MARTIN v. PIERCE COUNTY
The Court holds that plaintiffs filing Washington state medical malpractice claims in federal court need not adhere to Washington’s requirement that the complaint be accompanied by a declaration declining to submit the case to arbitration.
The panel: Judges Bybee, Christen, and Selna (C.D. Cal), with Judge Selna writing the opinion.
Key highlight: “The district court concluded that, unlike Rule 8, RCW 7.7A.020 is not a pleading requirement because ‘its purpose [is] to prevent litigation of frivolous medical malpractice actions rather than to provide notice of claims and defenses.’ But . . . [t]he relevant inquiry is not whether the federal and state rules share a purpose but whether the Federal Rules ‘answer the question in dispute.’” (Citations omitted)
Background: While plaintiff Jeffrey Martin was incarcerated at Pierce County Detention Center, he began to have trouble with his eyes. Claiming that the defendants—the county, various corrections officers, and medical personnel at the detention center—had denied him adequate medical care and caused him to suffer permanent damage to his vision, Martin brought suit. He alleged violations of the Eighth Amendment and a state-law medical malpractice claim. Under Washington state law, plaintiffs filing medical malpractice claims must file a contemporaneous declaration stating they have elected not to submit the claim to arbitration. Because Martin did not file such a declaration, the district court granted defendants’ motion to dismiss his malpractice claim, then entered final judgment as to that claim under Federal Rule of Civil Procedure 54(b).
Result: The Ninth Circuit reversed. First, the Court examined whether the Washington declaration requirement conflicts with the Federal Rules of Civil Procedure, holding that it does. As the Court explained, Rule 8 describes the requirements for filing a complaint in federal court, and it contains nothing like Washington’s declaration requirement. Other federal courts considering comparable state “certificate-of-merit” requirements—which require some sort of affidavit accompanying a complaint—had concluded they conflict with Rule 8. The Ninth Circuit agreed that “Rule 8’s requirement of a ‘short and plain statement’ of the plaintiff’s claim, jurisdictional statement, and explanation of the relief sought is ‘a list of elements that implicitly excludes other requirements.’”

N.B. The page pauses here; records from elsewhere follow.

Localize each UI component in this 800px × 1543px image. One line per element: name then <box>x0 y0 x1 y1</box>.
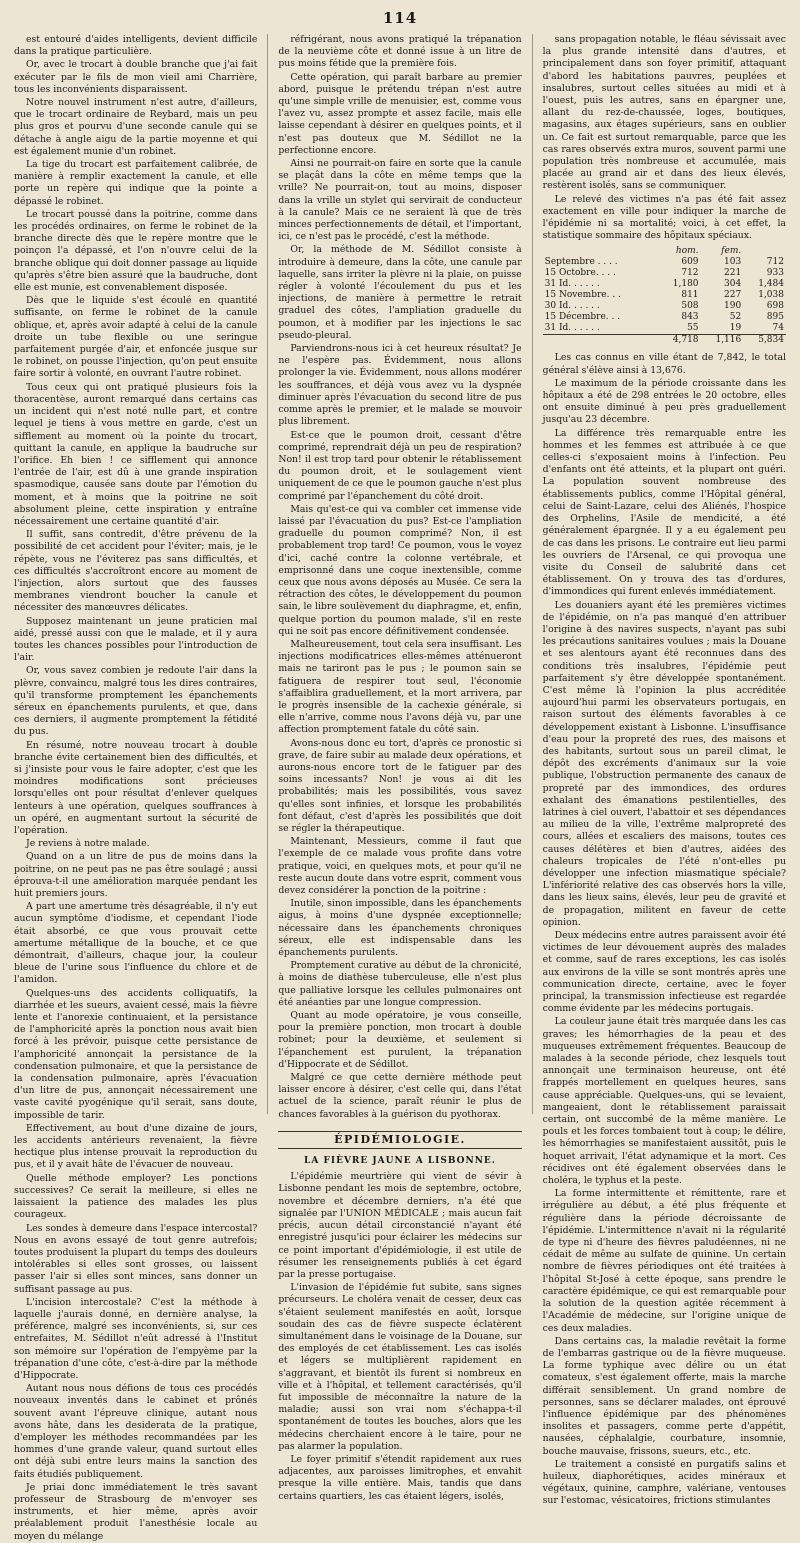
paragraph: Maintenant, Messieurs, comme il faut que l'exemple de ce malade vous profite dans votre pratique, voici, en quelques mots, et pour qu'il ne reste aucun doute dans votre esprit, comment vous devez considérer la ponction de la poitrine : <box>278 836 522 897</box>
table-cell: 15 Novembre. . . <box>544 290 621 301</box>
table-cell: 1,038 <box>758 290 784 301</box>
table-cell: 15 Décembre. . . <box>544 312 621 323</box>
paragraph: Les cas connus en ville étant de 7,842, le total général s'élève ainsi à 13,676. <box>542 352 786 376</box>
paragraph: Est-ce que le poumon droit, cessant d'être comprimé, reprendrait déjà un peu de respiration? Non! il est trop tard pour obtenir le rétablissement du poumon droit, et le soulagement vient uniquement de ce que le poumon gauche n'est plus comprimé par l'épanchement du côté droit. <box>278 429 522 502</box>
table-row <box>543 257 786 268</box>
column-rule <box>532 34 533 1114</box>
table-cell: 843 <box>681 312 699 323</box>
table-cell: 4,718 <box>658 335 701 347</box>
paragraph: Inutile, sinon impossible, dans les épanchements aigus, à moins d'une dyspnée exceptionnelle; nécessaire dans les épanchements chroniques séreux, elle est indispensable dans les épanchements purulents. <box>278 898 522 959</box>
paragraph: A part une amertume très désagréable, il n'y eut aucun symptôme d'iodisme, et cependant l'iode était absorbé, ce que vous prouvait cette amertume métallique de la bouche, et ce que démontrait, d'ailleurs, chaque jour, la couleur bleue de l'urine sous l'influence du chlore et de l'amidon. <box>14 901 258 986</box>
paragraph: Supposez maintenant un jeune praticien mal aidé, pressé aussi con que le malade, et il y aura toutes les chances possibles pour l'introduction de l'air. <box>14 615 258 664</box>
paragraph: Parviendrons-nous ici à cet heureux résultat? Je ne l'espère pas. Évidemment, nous allons prolonger la vie. Évidemment, nous allons modérer les souffrances, et déjà vous avez vu la dyspnée diminuer après l'évacuation du second litre de pus comme après le premier, et le malade se mouvoir plus librement. <box>278 343 522 428</box>
section-title: ÉPIDÉMIOLOGIE. <box>278 1131 521 1149</box>
column-rule <box>267 34 268 1114</box>
paragraph: Deux médecins entre autres paraissent avoir été victimes de leur dévouement auprès des malades et comme, sauf de rares exceptions, les cas isolés aux environs de la ville se sont montrés après une communication directe, certaine, avec le foyer principal, la transmission infectieuse est regardée comme évidente par les médecins portugais. <box>542 930 786 1015</box>
page-header <box>14 8 786 34</box>
table-cell <box>543 335 658 347</box>
table-row <box>543 290 786 301</box>
table-cell: 304 <box>724 279 742 290</box>
table-cell: 52 <box>729 312 742 323</box>
table-cell: 103 <box>724 257 742 268</box>
paragraph: sans propagation notable, le fléau sévissait avec la plus grande intensité dans d'autres, et principalement dans son foyer primitif, attaquant d'abord les habitations pauvres, peuplées et insalubres, surtout celles situées au midi et à l'ouest, puis les autres, sans en épargner une, allant du rez-de-chaussée, loges, boutiques, magasins, aux étages supérieurs, sans en oublier un. Ce fait est surtout remarquable, parce que les cas rares observés extra muros, souvent parmi une population très nombreuse et accumulée, mais placée au grand air et dans des lieux élevés, restèrent isolés, sans se communiquer. <box>542 34 786 192</box>
table-cell: 1,116 <box>701 335 744 347</box>
paragraph: La forme intermittente et rémittente, rare et irrégulière au début, a été plus fréquente et régulière dans la période décroissante de l'épidémie. L'intermittence n'avait ni la régularité de type ni d'heure des fièvres paludéennes, ni ne cédait de même au sulfate de quinine. Un certain nombre de fièvres périodiques ont été traitées à l'hôpital St-José à cette époque, sans prendre le caractère épidémique, ce qui est remarquable pour la solution de la question agitée récemment à l'Académie de médecine, sur l'origine unique de ces deux maladies. <box>542 1188 786 1334</box>
paragraph: Dans certains cas, la maladie revêtait la forme de l'embarras gastrique ou de la fièvre muqueuse. La forme typhique avec délire ou un état comateux, s'est également offerte, mais la marche différait sensiblement. Un grand nombre de personnes, sans se déclarer malades, ont éprouvé l'influence épidémique par des phénomènes insolites et passagers, comme perte d'appétit, nausées, céphalalgie, courbature, insomnie, bouche mauvaise, frissons, sueurs, etc., etc. <box>542 1335 786 1457</box>
paragraph: Avons-nous donc eu tort, d'après ce pronostic si grave, de faire subir au malade deux opérations, et aurons-nous encore tort de le fatiguer par des soins incessants? Non! je vous ai dit les probabilités; mais les possibilités, vous savez qu'elles sont infinies, et lorsque les probabilités font défaut, c'est d'après les possibilités que doit se régler la thérapeutique. <box>278 737 522 834</box>
table-cell: 19 <box>729 323 742 334</box>
table-cell: 30 Id. . . . . . <box>544 301 600 312</box>
column-2-top <box>278 34 521 1121</box>
paragraph: La couleur jaune était très marquée dans les cas graves; les hémorrhagies de la peau et des muqueuses extrêmement fréquentes. Beaucoup de malades à la seconde période, chez lesquels tout annonçait une terminaison heureuse, ont été frappés mortellement en quelques heures, sans cause appréciable. Quelques-uns, qui se levaient, mangeaient, dont le rétablissement paraissait certain, ont succombé de la même manière. Le pouls et les forces tombaient tout à coup; le délire, les hémorrhagies se manifestaient aussitôt, puis le hoquet arrivait, l'état adynamique et la mort. Ces récidives ont été également observées dans le choléra, le typhus et la peste. <box>542 1016 786 1187</box>
paragraph: Le foyer primitif s'étendit rapidement aux rues adjacentes, aux paroisses limitrophes, et envahit presque la ville entière. Mais, tandis que dans certains quartiers, les cas étaient légers, isolés, <box>278 1453 522 1502</box>
table-header-cell: hom. <box>675 246 699 257</box>
column-3 <box>542 34 786 1507</box>
page-number: 114 <box>382 9 418 27</box>
table-cell: 712 <box>681 268 699 279</box>
paragraph: L'épidémie meurtrière qui vient de sévir à Lisbonne pendant les mois de septembre, octobre, novembre et décembre derniers, n'a été que signalée par l'UNION MÉDICALE ; mais aucun fait précis, aucun détail circonstancié n'ayant été enregistré jusqu'ici pour éclairer les médecins sur ce point important d'épidémiologie, il est utile de résumer les renseignements publiés à cet égard par la presse portugaise. <box>278 1171 522 1280</box>
table-cell: 31 Id. . . . . . <box>544 279 600 290</box>
subsection-title: LA FIÈVRE JAUNE A LISBONNE. <box>304 1156 496 1167</box>
paragraph: Malheureusement, tout cela sera insuffisant. Les injections modificatrices elles-mêmes atténueront mais ne tariront pas le pus ; le poumon sain se fatiguera de respirer tout seul, l'économie s'affaiblira graduellement, et la mort arrivera, par le progrès insensible de la cachexie générale, si elle n'arrive, comme nous l'avons déjà vu, par une affection promptement fatale du côté sain. <box>278 638 522 736</box>
paragraph: Je reviens à notre malade. <box>26 838 150 850</box>
paragraph: Or, vous savez combien je redoute l'air dans la plèvre, convaincu, malgré tous les dires contraires, qu'il transforme promptement les épanchements séreux en épanchements purulents, et que, dans ces derniers, il augmente promptement la fétidité du pus. <box>14 665 258 738</box>
column-3-top <box>543 34 786 242</box>
paragraph: La différence très remarquable entre les hommes et les femmes est attribuée à ce que celles-ci s'exposaient moins à l'infection. Peu d'enfants ont été atteints, et la plupart ont guéri. La population souvent nombreuse des établissements publics, comme l'Hôpital général, celui de Saint-Lazare, celui des Aliénés, l'hospice des Orphelins, l'Asile de mendicité, a été généralement épargnée. Il y a eu également peu de cas dans les prisons. Le contraire eut lieu parmi les ouvriers de l'Arsenal, ce qui provoqua une visite du Conseil de salubrité dans cet établissement. On y trouva des tas d'ordures, d'immondices qui furent enlevés immédiatement. <box>542 427 786 598</box>
paragraph: Cette opération, qui paraît barbare au premier abord, puisque le prétendu trépan n'est autre qu'une simple vrille de menuisier, est, comme vous l'avez vu, assez prompte et assez facile, mais elle laisse cependant à désirer en quelques points, et il n'est pas douteux que M. Sédillot ne la perfectionne encore. <box>278 71 522 156</box>
paragraph: Quelques-uns des accidents colliquatifs, la diarrhée et les sueurs, avaient cessé, mais la fièvre lente et l'anorexie continuaient, et la persistance de l'amphoricité après la ponction nous avait bien forcé à les prévoir, puisque cette persistance de l'amphoricité annonçait la persistance de la condensation pulmonaire, et que la persistance de la condensation pulmonaire, après l'évacuation d'un litre de pus, annonçait nécessairement une vaste cavité pyogénique qu'il serait, sans doute, impossible de tarir. <box>14 987 258 1121</box>
table-cell: 811 <box>681 290 699 301</box>
table-cell: 5,834 <box>743 335 786 347</box>
paragraph: Le trocart poussé dans la poitrine, comme dans les procédés ordinaires, on ferme le robinet de la branche directe dès que le repère montre que le poinçon l'a dépassé, et l'on n'ouvre celui de la branche oblique qui doit donner passage au liquide qu'après s'être bien assuré que la baudruche, dont elle est munie, est convenablement disposée. <box>14 208 258 294</box>
paragraph: est entouré d'aides intelligents, devient difficile dans la pratique particulière. <box>14 34 258 58</box>
paragraph: Tous ceux qui ont pratiqué plusieurs fois la thoracentèse, auront remarqué dans certains cas un incident qui n'est noté nulle part, et contre lequel je tiens à vous mettre en garde, c'est un sifflement au moment où la pointe du trocart, quittant la canule, en applique la baudruche sur l'orifice. Eh bien ! ce sifflement qui annonce l'entrée de l'air, est dû à une grande inspiration spasmodique, causée sans doute par l'émotion du moment, et à moins que la poitrine ne soit absolument pleine, cette inspiration y entraîne nécessairement une certaine quantité d'air. <box>14 381 258 527</box>
table-cell: 1,180 <box>672 279 699 290</box>
paragraph: Autant nous nous défions de tous ces procédés nouveaux inventés dans le cabinet et prônés souvent avant l'épreuve clinique, autant nous avons hâte, dans les desiderata de la pratique, d'employer les méthodes recommandées par les hommes d'une grande valeur, quand surtout elles ont déjà subi entre leurs mains la sanction des faits étudiés publiquement. <box>14 1383 258 1480</box>
paragraph: Or, avec le trocart à double branche que j'ai fait exécuter par le fils de mon vieil ami Charrière, tous les inconvénients disparaissent. <box>14 59 258 95</box>
table-cell: 712 <box>766 257 784 268</box>
column-2 <box>278 34 522 1502</box>
table-row <box>543 323 786 335</box>
table-cell: 933 <box>766 268 784 279</box>
table-cell: Septembre . . . . <box>544 257 618 268</box>
paragraph: Quand on a un litre de pus de moins dans la poitrine, on ne peut pas ne pas être soulagé ; aussi éprouva-t-il une amélioration marquée pendant les huit premiers jours. <box>14 851 258 900</box>
table-cell: 221 <box>724 268 742 279</box>
paragraph: Dès que le liquide s'est écoulé en quantité suffisante, on ferme le robinet de la canule oblique, et, après avoir adapté à celui de la canule droite un tube flexible ou une seringue parfaitement purgée d'air, et enfoncée jusque sur le robinet, on pousse l'injection, qu'on peut ensuite faire sortir à volonté, en ouvrant l'autre robinet. <box>14 295 258 380</box>
table-cell: 698 <box>766 301 784 312</box>
table-cell: 508 <box>681 301 699 312</box>
paragraph: Or, la méthode de M. Sédillot consiste à introduire à demeure, dans la côte, une canule par laquelle, sans irriter la plèvre ni la plaie, on puisse régler à volonté l'écoulement du pus et les injections, de manière à permettre le retrait graduel des côtes, l'ampliation graduelle du poumon, et à modifier par les injections le sac pseudo-pleural. <box>278 244 522 341</box>
paragraph: En résumé, notre nouveau trocart à double branche évite certainement bien des difficultés, et si j'insiste pour vous le faire adopter, c'est que les moindres modifications sont précieuses lorsqu'elles ont pour résultat d'enlever quelques lenteurs à une opération, quelques souffrances à un opéré, en augmentant surtout la sécurité de l'opération. <box>14 739 258 836</box>
table-cell: 55 <box>687 323 699 334</box>
table-row <box>543 279 786 290</box>
paragraph: Les sondes à demeure dans l'espace intercostal? Nous en avons essayé de tout genre autrefois; toutes produisent la plupart du temps des douleurs intolérables si elles sont grosses, ou laissent passer l'air si elles sont minces, sans donner un suffisant passage au pus. <box>14 1222 258 1295</box>
paragraph: L'invasion de l'épidémie fut subite, sans signes précurseurs. Le choléra venait de cesser, deux cas s'étaient seulement manifestés en août, lorsque soudain des cas de fièvre suspecte éclatèrent simultanément dans le voisinage de la Douane, sur des employés de cet établissement. Les cas isolés et légers se multiplièrent rapidement en s'aggravant, et bientôt ils furent si nombreux en ville et à l'hôpital, et tellement caractérisés, qu'il fut impossible de méconnaître la nature de la maladie; aussi son vrai nom s'échappa-t-il spontanément de toutes les bouches, alors que les médecins cherchaient encore à le taire, pour ne pas alarmer la population. <box>278 1282 522 1452</box>
paragraph: Mais qu'est-ce qui va combler cet immense vide laissé par l'évacuation du pus? Est-ce l'ampliation graduelle du poumon comprimé? Non, il est probablement trop tard! Ce poumon, vous le voyez d'ici, caché contre la colonne vertébrale, et emprisonné dans une coque inextensible, comme ceux que nous avons déposés au Musée. Ce sera la rétraction des côtes, le développement du poumon sain, le libre soulèvement du diaphragme, et, enfin, quelque portion du poumon malade, s'il en reste qui ne soit pas encore définitivement condensée. <box>278 503 522 637</box>
table-cell: 31 Id. . . . . . <box>544 323 600 334</box>
paragraph: Quant au mode opératoire, je vous conseille, pour la première ponction, mon trocart à double robinet; pour la deuxième, et seulement si l'épanchement est purulent, la trépanation d'Hippocrate et de Sédillot. <box>278 1010 522 1070</box>
paragraph: L'incision intercostale? C'est la méthode à laquelle j'aurais donné, en dernière analyse, la préférence, malgré ses inconvénients, si, sur ces entrefaites, M. Sédillot n'eût adressé à l'Institut son mémoire sur l'opération de l'empyème par la trépanation d'une côte, c'est-à-dire par la méthode d'Hippocrate. <box>14 1296 258 1381</box>
table-row <box>543 312 786 323</box>
table-total-row <box>543 335 786 347</box>
paragraph: Le maximum de la période croissante dans les hôpitaux a été de 298 entrées le 20 octobre, elles ont ensuite diminué à peu près graduellement jusqu'au 23 décembre. <box>542 377 786 426</box>
paragraph: Promptement curative au début de la chronicité, à moins de diathèse tuberculeuse, elle n'est plus que palliative lorsque les cellules pulmonaires ont été anéanties par une longue compression. <box>278 960 522 1008</box>
table-cell: 227 <box>724 290 742 301</box>
column-3-bottom <box>543 352 786 1507</box>
paragraph: Quelle méthode employer? Les ponctions successives? Ce serait la meilleure, si elles ne laissaient la patience des malades les plus courageux. <box>14 1172 258 1221</box>
table-cell: 190 <box>724 301 742 312</box>
paragraph: Ainsi ne pourrait-on faire en sorte que la canule se plaçât dans la côte en même temps que la vrille? Ne pourrait-on, tout au moins, disposer dans la vrille un stylet qui servirait de conducteur à la canule? Mais ce ne seraient là que de très minces perfectionnements de détail, et l'important, ici, ce n'est pas le procédé, c'est la méthode. <box>278 158 522 243</box>
table-header-cell: fem. <box>721 246 742 257</box>
paragraph: Le traitement a consisté en purgatifs salins et huileux, diaphorétiques, acides minéraux et végétaux, quinine, camphre, valériane, ventouses sur l'estomac, vésicatoires, frictions stimulantes <box>542 1458 786 1507</box>
paragraph: Les douaniers ayant été les premières victimes de l'épidémie, on n'a pas manqué d'en attribuer l'origine à des navires suspects, n'ayant pas subi les précautions sanitaires voulues ; mais la Douane et ses alentours ayant été reconnues dans des conditions très insalubres, l'épidémie peut parfaitement s'y être développée spontanément. C'est même là l'opinion la plus accréditée aujourd'hui parmi les observateurs portugais, en raison surtout des éléments favorables à ce développement existant à Lisbonne. L'insuffisance d'eau pour la propreté des rues, des maisons et des habitants, surtout sous un pareil climat, le dépôt des excréments d'animaux sur la voie publique, l'obstruction permanente des canaux de propreté par des immondices, des ordures exhalant des émanations pestilentielles, des latrines à ciel ouvert, l'abattoir et ses dépendances au milieu de la ville, l'extrême malpropreté des cours, allées et escaliers des maisons, toutes ces causes délétères et bien d'autres, aidées des chaleurs tropicales de l'été n'ont-elles pu développer une infection miasmatique spéciale? L'infériorité relative des cas observés hors la ville, dans les lieux sains, élevés, leur peu de gravité et de propagation, militent en faveur de cette opinion. <box>542 599 786 928</box>
paragraph: Il suffit, sans contredit, d'être prévenu de la possibilité de cet accident pour l'éviter; mais, je le répète, vous ne l'éviterez pas sans difficultés, et ces difficultés s'accroîtront encore au moment de l'injection, alors surtout que des fausses membranes viendront boucher la canule et nécessiter des manœuvres délicates. <box>14 529 258 614</box>
table-header-cell <box>743 246 786 257</box>
table-cell: 895 <box>766 312 784 323</box>
hospital-statistics-table <box>543 246 786 346</box>
table-cell: 609 <box>681 257 699 268</box>
paragraph: Effectivement, au bout d'une dizaine de jours, les accidents antérieurs revenaient, la fièvre hectique plus intense prouvait la reproduction du pus, et il y avait hâte de l'évacuer de nouveau. <box>14 1122 258 1171</box>
paragraph: Malgré ce que cette dernière méthode peut laisser encore à désirer, c'est celle qui, dans l'état actuel de la science, paraît réunir le plus de chances favorables à la guérison du pyothorax. <box>278 1072 522 1120</box>
table-row <box>543 301 786 312</box>
column-1 <box>14 34 258 1542</box>
paragraph: réfrigérant, nous avons pratiqué la trépanation de la neuvième côte et donné issue à un litre de pus moins fétide que la première fois. <box>278 34 522 70</box>
paragraph: La tige du trocart est parfaitement calibrée, de manière à remplir exactement la canule, et elle porte un repère qui indique que la pointe a dépassé le robinet. <box>14 159 258 207</box>
table-cell: 1,484 <box>758 279 784 290</box>
columns <box>14 34 786 1542</box>
paragraph: Notre nouvel instrument n'est autre, d'ailleurs, que le trocart ordinaire de Reybard, mais un peu plus gros et pourvu d'une seconde canule qui se détache à angle aigu de la partie moyenne et qui est également munie d'un robinet. <box>14 97 258 157</box>
table-cell: 15 Octobre. . . . <box>544 268 616 279</box>
table-cell: 74 <box>772 323 784 334</box>
table-header-cell <box>543 246 658 257</box>
paragraph: Je priai donc immédiatement le très savant professeur de Strasbourg de m'envoyer ses instruments, et hier même, après avoir préalablement produit l'anesthésie locale au moyen du mélange <box>14 1481 258 1542</box>
column-2-bottom <box>278 1171 521 1502</box>
paragraph: Le relevé des victimes n'a pas été fait assez exactement en ville pour indiquer la marche de l'épidémie ni sa mortalité; voici, à cet effet, la statistique sommaire des hôpitaux spéciaux. <box>542 193 786 242</box>
table-row <box>543 268 786 279</box>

For much the same reasons, the Court also concluded that the Washington declaration requirement conflicts with Rule 3, which provides that “a civil action is commenced by filing a complaint with the court.” As the Court reasoned, “[u]nder Washington’s law, a claimant must file a declaration declining arbitration when commencing a medical malpractice claim,” which was in “direct conflict with Rule 3’s assertion that only the complaint must be filed to commence an action.”
Finally, the Court concluded that Rules 3 and 8 “are both within Congress’s constitutional rulemaking power and the statutory authorization provided by the Rules Enabling Act,” and therefore displace conflicting state law. And because “there are valid, on-point Federal Rules of Civil Procedure,” the Court did not need to “‘wade into Erie’s murky waters.’” (quoting Shady Grove Orthopedic Assocs., P.A. v. Allstate Ins. Co., 559 U.S. 393, 398 (2010).